Principles vs Tribes
It is not a "principle" if you only adhere to it when you benefit from doing so.
Tribalism is innate, and it exists for a reason. Social trust has been shown to correlate strongly with prosperity, and the simplest mechanism for achieving social trust is preference for family or otherwise closely-related people. Given “survival of the fittest”, tribalism improves fitness. People with shared upbringings or values can reasonably expect each other to act in ways that are congruent with group well-being.

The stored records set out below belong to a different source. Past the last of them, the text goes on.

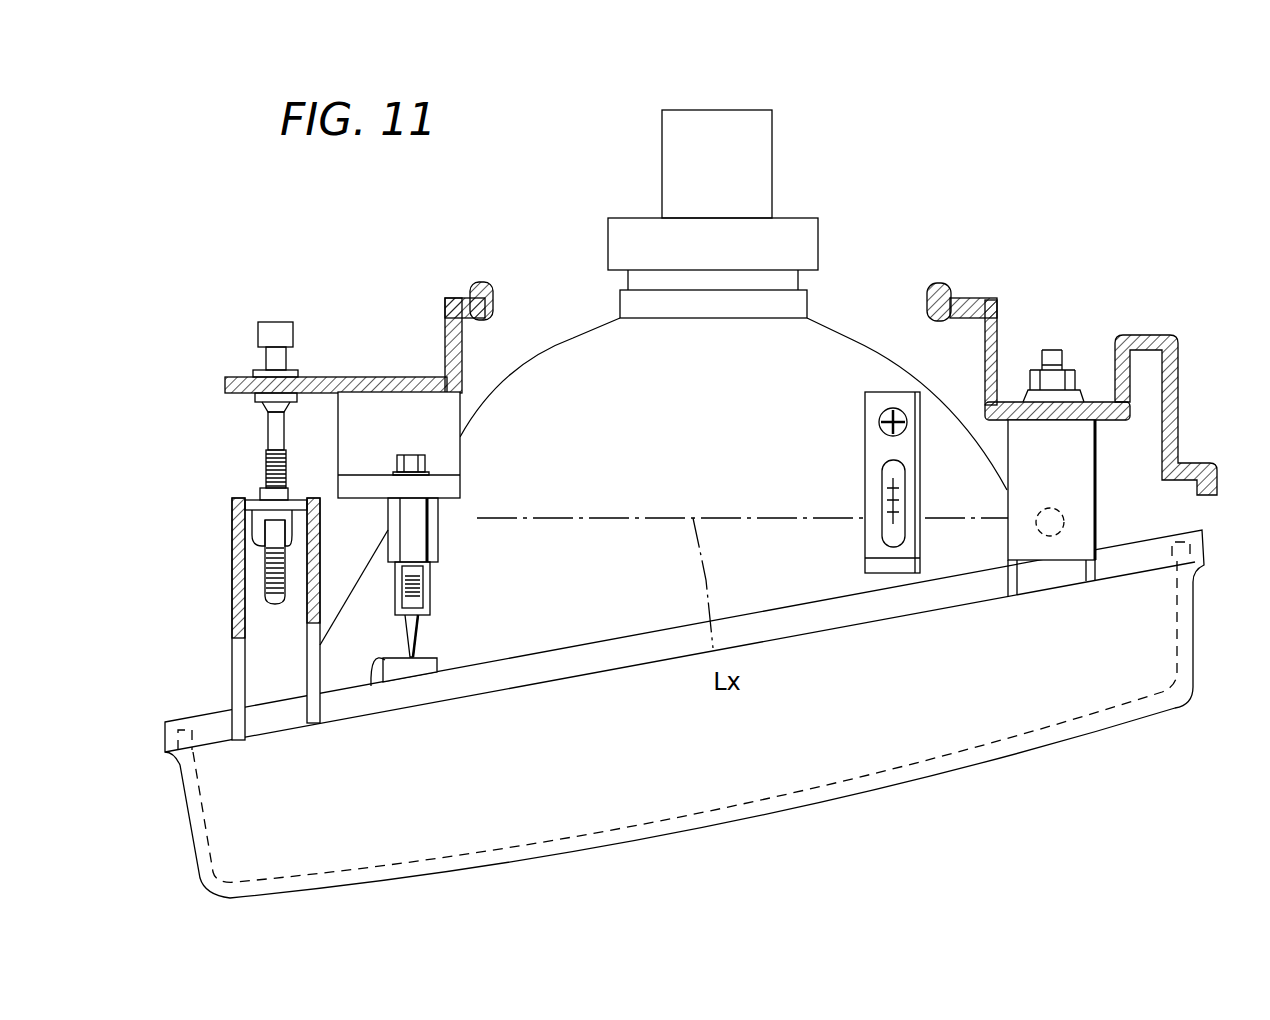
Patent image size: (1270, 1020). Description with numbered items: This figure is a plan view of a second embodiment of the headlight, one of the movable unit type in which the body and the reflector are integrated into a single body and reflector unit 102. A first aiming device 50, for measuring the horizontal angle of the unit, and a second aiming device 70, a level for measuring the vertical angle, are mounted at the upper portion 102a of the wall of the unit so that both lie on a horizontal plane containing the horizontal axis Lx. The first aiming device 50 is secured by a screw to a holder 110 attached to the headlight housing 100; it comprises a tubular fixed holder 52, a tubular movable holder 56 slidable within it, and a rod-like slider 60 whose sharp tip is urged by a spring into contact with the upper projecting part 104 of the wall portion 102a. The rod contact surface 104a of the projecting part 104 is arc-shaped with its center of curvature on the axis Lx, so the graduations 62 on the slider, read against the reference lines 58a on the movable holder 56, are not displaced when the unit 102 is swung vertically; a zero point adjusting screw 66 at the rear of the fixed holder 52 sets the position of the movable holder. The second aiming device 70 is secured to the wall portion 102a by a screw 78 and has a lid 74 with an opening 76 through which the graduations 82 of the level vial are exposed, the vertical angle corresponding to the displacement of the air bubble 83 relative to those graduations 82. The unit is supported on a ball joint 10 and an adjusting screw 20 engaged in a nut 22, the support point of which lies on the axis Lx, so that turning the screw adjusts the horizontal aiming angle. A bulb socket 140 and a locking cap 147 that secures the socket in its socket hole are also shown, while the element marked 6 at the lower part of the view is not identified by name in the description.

The lamp housing 6 is at (662, 835).
The ball joint 10 is at (1066, 518).
The adjusting screw 20 is at (210, 522).
The nut 22 is at (232, 553).
The first aiming device 50 is at (368, 591).
The tubular fixed holder 52 is at (445, 530).
The tubular movable holder 56 is at (432, 583).
The reference lines 58a is at (395, 596).
The slider 60 is at (442, 638).
The graduations 62 is at (430, 605).
The zero point adjusting screw 66 is at (412, 455).
The second aiming device 70 is at (936, 424).
The lid 74 is at (913, 480).
The opening 76 is at (881, 470).
The fastening screw 78 is at (880, 422).
The graduations 82 is at (888, 500).
The air bubble 83 is at (868, 535).
The headlight housing 100 is at (458, 290).
The body and reflector unit 102 is at (575, 340).
The upper portion of the wall 102a is at (808, 368).
The upper projecting part 104 is at (420, 668).
The rod contact surface 104a is at (372, 665).
The holder 110 is at (372, 410).
The bulb socket 140 is at (782, 153).
The locking cap 147 is at (808, 226).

Thousands of years of tribalism-focused societies saw relatively slow improvements in technology and wealth. Then came an explosion of something different: Societies that not tribal affiliations or ethnostates, but rather, were founded on principles. The United States, with its Constitution, is the most prominent example. A principle is a counterintuitive thing for a human being; it requires him to prefer members of the outgroup even over his own family members should his family member run afoul of the principle. In short, it is anti-tribalism.

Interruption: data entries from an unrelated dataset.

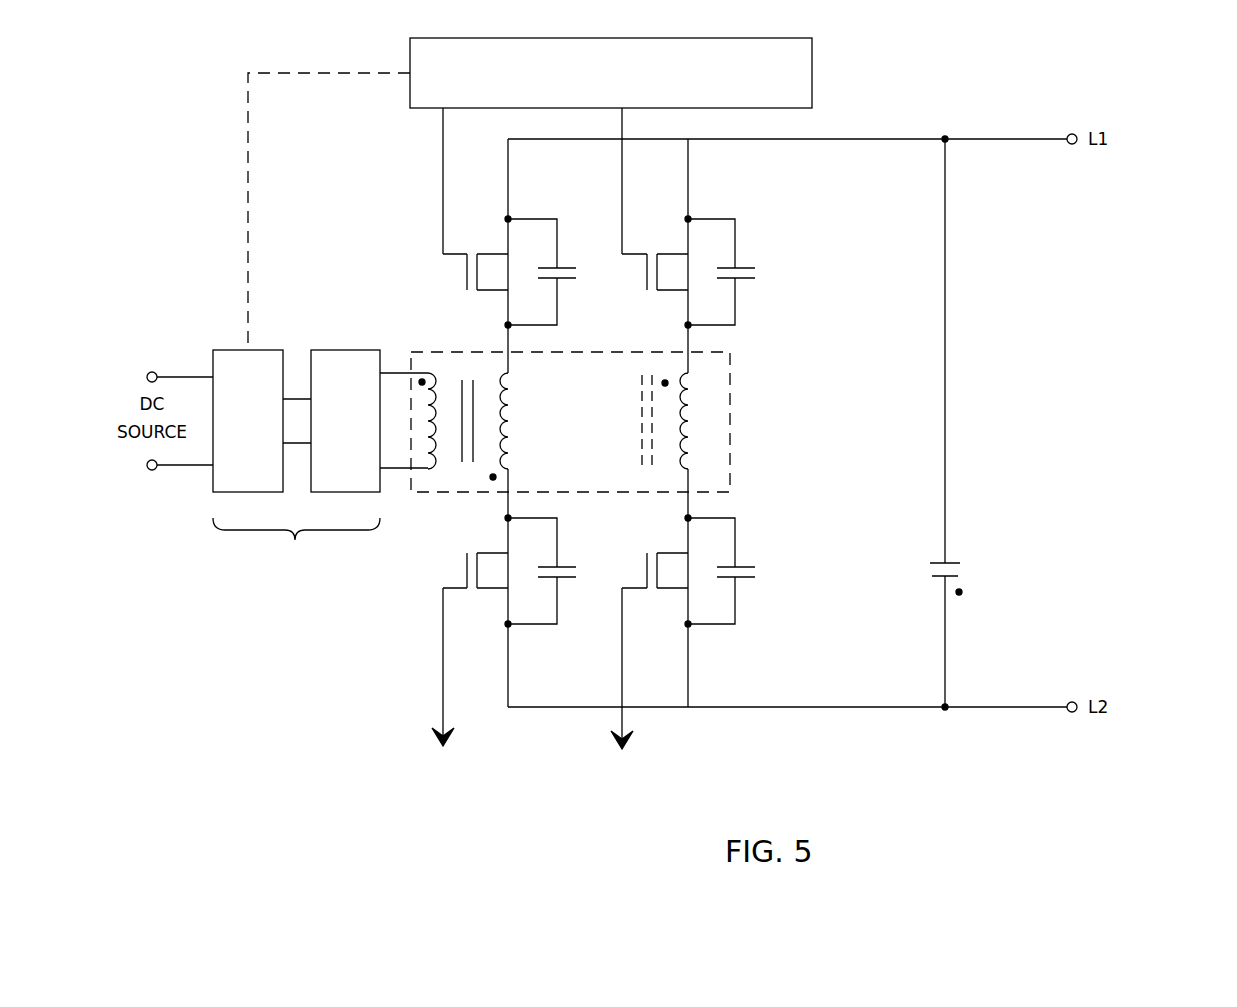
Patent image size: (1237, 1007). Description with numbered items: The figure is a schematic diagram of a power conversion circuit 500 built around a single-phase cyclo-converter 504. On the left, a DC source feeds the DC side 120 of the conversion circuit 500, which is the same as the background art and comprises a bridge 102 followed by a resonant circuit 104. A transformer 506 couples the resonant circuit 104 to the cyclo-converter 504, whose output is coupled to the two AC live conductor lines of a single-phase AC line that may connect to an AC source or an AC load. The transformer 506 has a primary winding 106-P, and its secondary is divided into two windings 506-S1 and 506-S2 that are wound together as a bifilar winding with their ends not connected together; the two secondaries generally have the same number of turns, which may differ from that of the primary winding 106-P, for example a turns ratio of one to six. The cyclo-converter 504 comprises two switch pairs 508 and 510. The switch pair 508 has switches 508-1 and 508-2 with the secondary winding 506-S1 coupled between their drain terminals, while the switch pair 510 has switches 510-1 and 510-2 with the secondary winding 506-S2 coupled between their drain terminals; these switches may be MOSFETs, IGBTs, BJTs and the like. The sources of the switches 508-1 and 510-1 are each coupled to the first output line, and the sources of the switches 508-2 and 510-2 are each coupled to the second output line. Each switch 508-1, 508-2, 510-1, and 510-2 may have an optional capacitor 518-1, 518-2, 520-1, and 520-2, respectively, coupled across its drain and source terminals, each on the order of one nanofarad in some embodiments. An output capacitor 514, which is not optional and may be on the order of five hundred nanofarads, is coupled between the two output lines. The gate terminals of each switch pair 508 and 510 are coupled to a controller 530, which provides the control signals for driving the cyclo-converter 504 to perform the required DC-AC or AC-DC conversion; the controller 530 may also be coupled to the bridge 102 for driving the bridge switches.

The power conversion circuit 500 is at (1226, 67).
The controller 530 is at (706, 86).
The single-phase cyclo-converter 504 is at (954, 100).
The output capacitor 514 is at (946, 545).
The switch pair 508 is at (465, 163).
The switch pair 510 is at (657, 178).
The switch 508-1 is at (474, 248).
The switch 508-2 is at (474, 595).
The switch 510-1 is at (652, 248).
The switch 510-2 is at (652, 595).
The capacitor 518-1 is at (558, 313).
The capacitor 518-2 is at (558, 531).
The capacitor 520-1 is at (737, 313).
The capacitor 520-2 is at (737, 531).
The transformer 506 is at (730, 385).
The secondary winding 506-S1 is at (512, 432).
The secondary winding 506-S2 is at (690, 432).
The primary winding 106-P is at (427, 470).
The bridge 102 is at (262, 425).
The resonant circuit 104 is at (359, 425).
The DC side 120 is at (296, 461).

The elevation of principles over tribalism enabled an explosion of prosperity by creating “trust” beyond the tribe. No longer was collaboration effectively bounded by Dunbar’s number. This growth has never been set in stone, though. It will always be human nature to revert to tribalism. Moreover, much needs to be said about which principles we prefer. Not all principles are beneficial, and tribalism is preferable to bad principles.
This Substack will particularly focus on the principles that have correlated (almost certainly causally) with Western prosperity. We will define our terms and discuss their merits. Along the way, we’ll also comment on current events and their relationship with various principles, as well as the many examples of tribalism posing as principle.